The Guidance confirms for New Jersey employers that a positive THC drug test alone is insufficient: “A scientifically reliable objective testing method that indicates the presence of cannabinoid metabolites in the employee’s bodily fluid alone is insufficient to support an adverse employment action.” However, the Guidance goes on to state, “such a test combined with evidence-based documentation of physical signs or other evidence of impairment during an employee’s prescribed work hours may be sufficient to support an adverse employment action.”

So, how do employers obtain “evidence-based documentation of physical signs or other evidence of impairment?” According to the Guidance, employers may:

Designate an interim staff member to assist with making determinations of suspected cannabis use during an employee’s prescribed work hours. This employee:

  • Should be sufficiently trained to determine impairment and qualified to complete the Reasonable Suspicion Observation Report; and

  • May be (but does not have to be) a third-party contractor.

Use a uniform “Reasonable Suspicion” Observation Report that documents the behavior, physical signs and evidence that support the employer’s determination that an employee is reasonably suspected of being under the influence during his or her prescribed work hours. The employer should establish a Standard Operating Procedure for completing such a report that includes:

  • The employee’s manager or supervisor or an employee at the manager or supervisor level; and

  • An interim staff member that has been designated to assist with determining whether an employee is reasonably suspected during his or her prescribed work hours, or a second manager or supervisor.

Use a cognitive impairment test, a scientifically valid, objective, consistently repeatable automated test of an employee’s impairment, and/or an ocular scan, as physical signs, or evidence to establish reasonable suspicion of cannabis use or impairment at work.

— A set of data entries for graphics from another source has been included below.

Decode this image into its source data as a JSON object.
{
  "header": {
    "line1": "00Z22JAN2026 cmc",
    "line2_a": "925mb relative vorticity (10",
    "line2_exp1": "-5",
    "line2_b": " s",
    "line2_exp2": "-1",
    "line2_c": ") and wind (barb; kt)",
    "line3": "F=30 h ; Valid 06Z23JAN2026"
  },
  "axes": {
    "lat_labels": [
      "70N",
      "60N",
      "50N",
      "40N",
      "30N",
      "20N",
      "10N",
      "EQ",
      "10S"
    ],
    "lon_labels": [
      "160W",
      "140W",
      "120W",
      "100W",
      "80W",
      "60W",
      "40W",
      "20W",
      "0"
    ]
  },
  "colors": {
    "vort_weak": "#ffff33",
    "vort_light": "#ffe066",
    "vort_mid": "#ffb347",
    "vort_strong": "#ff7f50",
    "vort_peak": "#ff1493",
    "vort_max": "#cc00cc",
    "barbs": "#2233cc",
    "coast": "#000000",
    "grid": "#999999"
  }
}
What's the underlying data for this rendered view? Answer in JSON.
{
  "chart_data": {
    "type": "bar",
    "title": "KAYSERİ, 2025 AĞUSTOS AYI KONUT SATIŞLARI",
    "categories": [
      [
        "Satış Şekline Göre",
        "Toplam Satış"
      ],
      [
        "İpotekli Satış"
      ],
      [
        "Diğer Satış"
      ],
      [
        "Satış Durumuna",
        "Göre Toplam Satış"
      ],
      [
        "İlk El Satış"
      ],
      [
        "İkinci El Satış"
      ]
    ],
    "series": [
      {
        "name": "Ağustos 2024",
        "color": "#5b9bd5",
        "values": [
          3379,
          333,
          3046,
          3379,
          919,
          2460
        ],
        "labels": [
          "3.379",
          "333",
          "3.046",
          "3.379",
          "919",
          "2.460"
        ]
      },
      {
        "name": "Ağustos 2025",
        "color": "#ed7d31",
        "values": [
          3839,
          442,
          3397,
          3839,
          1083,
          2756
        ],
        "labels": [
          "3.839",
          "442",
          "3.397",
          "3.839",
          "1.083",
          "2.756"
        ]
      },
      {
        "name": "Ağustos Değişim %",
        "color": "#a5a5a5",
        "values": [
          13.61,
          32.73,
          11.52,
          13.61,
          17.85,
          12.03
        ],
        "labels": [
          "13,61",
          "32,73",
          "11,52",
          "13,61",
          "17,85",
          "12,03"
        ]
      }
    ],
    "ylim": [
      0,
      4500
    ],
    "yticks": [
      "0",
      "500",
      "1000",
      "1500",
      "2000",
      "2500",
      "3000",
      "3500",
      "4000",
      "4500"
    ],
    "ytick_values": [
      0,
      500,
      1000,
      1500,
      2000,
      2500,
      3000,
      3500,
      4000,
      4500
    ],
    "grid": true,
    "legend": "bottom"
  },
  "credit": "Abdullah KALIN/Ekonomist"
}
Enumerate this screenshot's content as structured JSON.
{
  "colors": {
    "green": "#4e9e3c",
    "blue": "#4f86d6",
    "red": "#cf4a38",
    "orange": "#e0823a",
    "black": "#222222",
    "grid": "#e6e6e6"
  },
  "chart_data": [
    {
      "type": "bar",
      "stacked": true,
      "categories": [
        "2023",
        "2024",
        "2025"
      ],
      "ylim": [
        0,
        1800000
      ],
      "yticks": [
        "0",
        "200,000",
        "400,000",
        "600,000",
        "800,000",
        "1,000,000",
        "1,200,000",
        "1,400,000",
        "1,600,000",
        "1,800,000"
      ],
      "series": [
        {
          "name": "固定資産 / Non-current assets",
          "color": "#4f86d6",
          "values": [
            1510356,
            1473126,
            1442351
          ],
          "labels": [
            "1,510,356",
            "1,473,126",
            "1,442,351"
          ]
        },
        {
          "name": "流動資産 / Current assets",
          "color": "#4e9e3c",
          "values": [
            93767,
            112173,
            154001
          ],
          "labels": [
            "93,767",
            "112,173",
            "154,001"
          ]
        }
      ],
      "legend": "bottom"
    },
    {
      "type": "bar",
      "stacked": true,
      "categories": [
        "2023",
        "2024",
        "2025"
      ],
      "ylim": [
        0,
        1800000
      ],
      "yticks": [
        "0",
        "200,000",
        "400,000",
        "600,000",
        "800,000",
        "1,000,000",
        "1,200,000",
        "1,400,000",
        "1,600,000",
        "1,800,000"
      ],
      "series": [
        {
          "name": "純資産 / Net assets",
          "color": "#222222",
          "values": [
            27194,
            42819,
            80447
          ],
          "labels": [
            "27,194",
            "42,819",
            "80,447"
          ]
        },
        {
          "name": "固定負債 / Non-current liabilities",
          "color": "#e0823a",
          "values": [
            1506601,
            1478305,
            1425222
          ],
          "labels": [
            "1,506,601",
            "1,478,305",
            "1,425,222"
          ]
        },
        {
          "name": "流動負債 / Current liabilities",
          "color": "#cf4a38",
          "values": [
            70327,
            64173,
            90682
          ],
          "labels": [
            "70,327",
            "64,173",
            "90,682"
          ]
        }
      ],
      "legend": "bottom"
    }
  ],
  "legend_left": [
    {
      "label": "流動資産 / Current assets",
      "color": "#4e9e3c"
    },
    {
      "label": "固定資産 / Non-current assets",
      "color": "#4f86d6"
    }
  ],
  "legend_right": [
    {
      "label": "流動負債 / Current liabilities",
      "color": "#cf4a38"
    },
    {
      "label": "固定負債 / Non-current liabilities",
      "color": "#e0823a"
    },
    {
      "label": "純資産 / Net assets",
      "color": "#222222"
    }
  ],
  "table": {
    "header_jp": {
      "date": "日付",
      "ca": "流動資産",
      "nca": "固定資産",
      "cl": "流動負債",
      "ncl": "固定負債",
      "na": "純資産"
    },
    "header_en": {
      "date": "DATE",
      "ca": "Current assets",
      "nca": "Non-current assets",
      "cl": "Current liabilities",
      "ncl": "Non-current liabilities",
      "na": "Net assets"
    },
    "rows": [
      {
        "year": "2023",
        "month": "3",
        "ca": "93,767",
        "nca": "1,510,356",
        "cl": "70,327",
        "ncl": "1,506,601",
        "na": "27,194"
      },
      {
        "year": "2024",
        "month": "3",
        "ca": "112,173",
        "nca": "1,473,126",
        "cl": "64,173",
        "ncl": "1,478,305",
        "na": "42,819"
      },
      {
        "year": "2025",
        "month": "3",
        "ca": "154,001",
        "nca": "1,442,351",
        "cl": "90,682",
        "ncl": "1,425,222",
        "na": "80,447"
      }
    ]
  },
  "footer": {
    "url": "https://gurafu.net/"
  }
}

The Guidance, which is no longer than two pages in length, does not specify what renders an employee or contractor “sufficiently trained to determine impairment and qualified to complete the Reasonable Suspicion Observation Report.” Therefore, we would recommend employers contract with qualified third-party safety consultants who specialize in detecting impairment to train their designated employees. Training is critical to avoid complaints of race, gender, and disability-based discrimination claims, among others.

Moreover, while the Guidance does not require its use, and allows employers to continue to use their own forms if they have them, we recommend employers use the sample Reasonable Suspicion Observation Report provided by the Commission. Workplace Impairment Guidance Sample Form.pdf ( Use of this form, which is not limited to suspicion of cannabis use or impairment, will likely avoid unnecessary scrutiny by employees as to sufficiency or bias.

Lastly, the Guidance provides no information on what would be a sufficient “cognitive impairment test,” which also meets the requirements of being standardized, automated, scientifically valid, objective and consistently repeatable. Until further information is provided, we recommend employers avoid relying on such tests to determine impairment and, instead, depend upon properly trained employees per the guidelines.